The EU approved a landmark law in March 2023 requiring all new cars to have zero CO2 emissions from 2035, effectively banning diesel and petrol vehicles. The law also mandates a 55% reduction in CO2 emissions from 2030 compared to 2021 levels. Several carmakers, including BMW, Volkswagen, and Renault, have called for these targets to be loosened or delayed, fearing heavy fines due to lower-than-expected EV sales.
Recent sales figures underscore the challenges faced by German automakers in China, their largest and most lucrative market. In the third quarter of 2024, BMW reported its steepest sales drop in China in over four years, with a 30% plunge. Mercedes-Benz saw a 13% decline, particularly in its high-end models. Volkswagen Group, including its Porsche and Audi brands, experienced a 15% decrease in sales.
The struggle of German automakers in China’s EV market is particularly concerning.
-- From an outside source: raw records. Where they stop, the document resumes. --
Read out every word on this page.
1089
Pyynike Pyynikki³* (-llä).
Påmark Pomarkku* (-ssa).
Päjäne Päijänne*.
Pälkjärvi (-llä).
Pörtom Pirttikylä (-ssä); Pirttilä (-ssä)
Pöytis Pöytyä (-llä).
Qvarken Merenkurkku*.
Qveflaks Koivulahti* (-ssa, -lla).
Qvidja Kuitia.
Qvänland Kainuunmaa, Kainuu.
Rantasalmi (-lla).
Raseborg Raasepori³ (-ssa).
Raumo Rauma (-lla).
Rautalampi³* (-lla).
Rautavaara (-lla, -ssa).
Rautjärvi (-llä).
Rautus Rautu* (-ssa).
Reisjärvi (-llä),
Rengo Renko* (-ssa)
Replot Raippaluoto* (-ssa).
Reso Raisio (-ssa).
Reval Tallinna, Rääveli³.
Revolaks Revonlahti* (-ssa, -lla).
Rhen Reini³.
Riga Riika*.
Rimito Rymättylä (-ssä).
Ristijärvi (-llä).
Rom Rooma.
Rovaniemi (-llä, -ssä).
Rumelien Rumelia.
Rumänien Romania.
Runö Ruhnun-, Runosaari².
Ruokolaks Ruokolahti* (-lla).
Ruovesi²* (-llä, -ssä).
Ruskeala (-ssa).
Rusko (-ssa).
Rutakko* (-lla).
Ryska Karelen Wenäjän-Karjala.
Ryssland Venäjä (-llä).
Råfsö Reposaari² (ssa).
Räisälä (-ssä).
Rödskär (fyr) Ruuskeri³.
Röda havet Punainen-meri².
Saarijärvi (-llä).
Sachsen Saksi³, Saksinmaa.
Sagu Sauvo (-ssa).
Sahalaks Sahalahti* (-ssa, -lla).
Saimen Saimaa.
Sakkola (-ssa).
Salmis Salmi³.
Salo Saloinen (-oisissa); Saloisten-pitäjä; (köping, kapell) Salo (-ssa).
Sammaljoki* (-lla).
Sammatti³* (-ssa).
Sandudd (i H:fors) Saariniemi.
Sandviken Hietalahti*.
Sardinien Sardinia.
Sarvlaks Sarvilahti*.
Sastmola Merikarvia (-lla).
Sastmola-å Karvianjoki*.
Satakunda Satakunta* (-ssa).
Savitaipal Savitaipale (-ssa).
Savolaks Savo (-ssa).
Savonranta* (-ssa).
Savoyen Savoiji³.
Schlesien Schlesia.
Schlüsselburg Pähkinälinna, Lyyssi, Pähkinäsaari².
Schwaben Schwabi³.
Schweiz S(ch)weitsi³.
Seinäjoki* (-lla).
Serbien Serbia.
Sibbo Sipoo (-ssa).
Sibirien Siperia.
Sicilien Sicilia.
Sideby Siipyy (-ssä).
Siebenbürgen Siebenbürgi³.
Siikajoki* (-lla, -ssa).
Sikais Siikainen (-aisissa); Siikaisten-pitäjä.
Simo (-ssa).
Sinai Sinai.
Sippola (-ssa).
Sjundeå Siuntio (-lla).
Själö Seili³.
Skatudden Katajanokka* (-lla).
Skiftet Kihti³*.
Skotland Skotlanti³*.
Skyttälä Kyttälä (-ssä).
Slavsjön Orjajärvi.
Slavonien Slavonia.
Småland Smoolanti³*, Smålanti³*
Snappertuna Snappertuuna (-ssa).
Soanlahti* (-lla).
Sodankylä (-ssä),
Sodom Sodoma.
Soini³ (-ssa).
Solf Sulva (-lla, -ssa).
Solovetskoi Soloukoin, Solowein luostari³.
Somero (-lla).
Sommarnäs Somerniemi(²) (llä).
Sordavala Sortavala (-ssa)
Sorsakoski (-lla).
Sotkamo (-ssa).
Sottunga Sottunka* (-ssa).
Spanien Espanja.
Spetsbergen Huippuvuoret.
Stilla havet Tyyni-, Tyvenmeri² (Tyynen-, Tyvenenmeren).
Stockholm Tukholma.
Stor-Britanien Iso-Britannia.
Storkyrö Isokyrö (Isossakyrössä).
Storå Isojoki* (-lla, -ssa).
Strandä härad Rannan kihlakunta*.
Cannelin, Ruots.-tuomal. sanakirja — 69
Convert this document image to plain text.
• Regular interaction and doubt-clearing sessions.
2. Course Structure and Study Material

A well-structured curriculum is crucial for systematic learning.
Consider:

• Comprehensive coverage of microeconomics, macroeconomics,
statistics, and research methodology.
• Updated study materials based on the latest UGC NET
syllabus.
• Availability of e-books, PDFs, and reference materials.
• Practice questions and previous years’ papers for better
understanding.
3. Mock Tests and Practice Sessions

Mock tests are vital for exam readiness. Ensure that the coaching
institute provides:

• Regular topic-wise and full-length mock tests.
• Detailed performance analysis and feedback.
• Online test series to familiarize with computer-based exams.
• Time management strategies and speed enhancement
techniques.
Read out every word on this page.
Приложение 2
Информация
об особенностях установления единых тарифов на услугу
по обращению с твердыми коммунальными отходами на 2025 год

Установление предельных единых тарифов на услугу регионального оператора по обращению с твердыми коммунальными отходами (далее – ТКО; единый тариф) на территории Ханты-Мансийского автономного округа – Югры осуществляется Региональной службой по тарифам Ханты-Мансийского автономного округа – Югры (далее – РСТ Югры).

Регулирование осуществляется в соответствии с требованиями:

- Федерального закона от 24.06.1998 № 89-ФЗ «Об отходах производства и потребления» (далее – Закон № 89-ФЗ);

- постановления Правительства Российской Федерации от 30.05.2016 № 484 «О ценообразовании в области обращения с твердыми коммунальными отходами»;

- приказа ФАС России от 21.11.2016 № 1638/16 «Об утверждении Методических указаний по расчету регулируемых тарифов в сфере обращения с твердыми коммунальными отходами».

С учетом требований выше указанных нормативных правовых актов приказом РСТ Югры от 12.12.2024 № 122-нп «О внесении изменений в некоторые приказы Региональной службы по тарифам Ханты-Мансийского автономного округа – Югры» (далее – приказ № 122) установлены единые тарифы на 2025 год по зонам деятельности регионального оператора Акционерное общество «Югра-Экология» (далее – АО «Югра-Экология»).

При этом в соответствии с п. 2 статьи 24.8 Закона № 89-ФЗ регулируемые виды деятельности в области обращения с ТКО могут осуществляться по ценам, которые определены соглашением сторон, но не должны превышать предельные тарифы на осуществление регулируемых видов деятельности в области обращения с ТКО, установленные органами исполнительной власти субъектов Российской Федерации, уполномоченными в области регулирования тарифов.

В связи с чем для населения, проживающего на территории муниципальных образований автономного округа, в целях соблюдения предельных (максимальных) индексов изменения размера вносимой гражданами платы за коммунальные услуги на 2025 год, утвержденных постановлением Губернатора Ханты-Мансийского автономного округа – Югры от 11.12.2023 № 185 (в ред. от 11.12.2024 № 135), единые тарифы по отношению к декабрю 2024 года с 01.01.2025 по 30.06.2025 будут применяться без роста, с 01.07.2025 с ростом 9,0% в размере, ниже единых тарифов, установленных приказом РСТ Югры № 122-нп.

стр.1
Despite controlling nearly 15% of the overall Chinese auto market, their share of EV sales is less than 10%. This decline comes as Chinese consumers increasingly favor tech-savvy and affordable plug-in vehicles offered by local manufacturers and Tesla over traditional German brands.
Zipse warned that the EU’s combustion engine ban could lead to a “massive shrinking” of Europe’s automotive industry. He argued that the plans are “no longer realistic” and that EV subsidies are “unsustainable.” The combustion engine has long been a cornerstone of Europe’s industrial landscape, and the transition to EVs poses significant challenges for the continent’s vast network of automotive suppliers.
The situation is further complicated by the fact that German automakers have invested heavily in China, operating a network of over 40 factories. This substantial footprint makes it difficult for them to consider pulling out of the market, unlike some other international brands that have scaled back their presence.
In response to these challenges, German automakers are intensifying their efforts to adapt to the Chinese market.
Volkswagen has partnered with local firms for autonomous driving and infotainment systems, while also investing in Chinese EV startup Xpeng. Mercedes-Benz is collaborating with CATL for batteries and Tencent for digital services, and BMW has joined forces with Great Wall Motor to build EVs for its Mini brand.
However, these partnerships and investments represent a significant gamble, potentially increasing German automakers’ exposure to China at a time when the German government aims to reduce such dependencies.
The situation highlights the complex balancing act faced by European automakers as they navigate the transition to EVs, intense competition from Chinese brands, and evolving regulatory landscapes.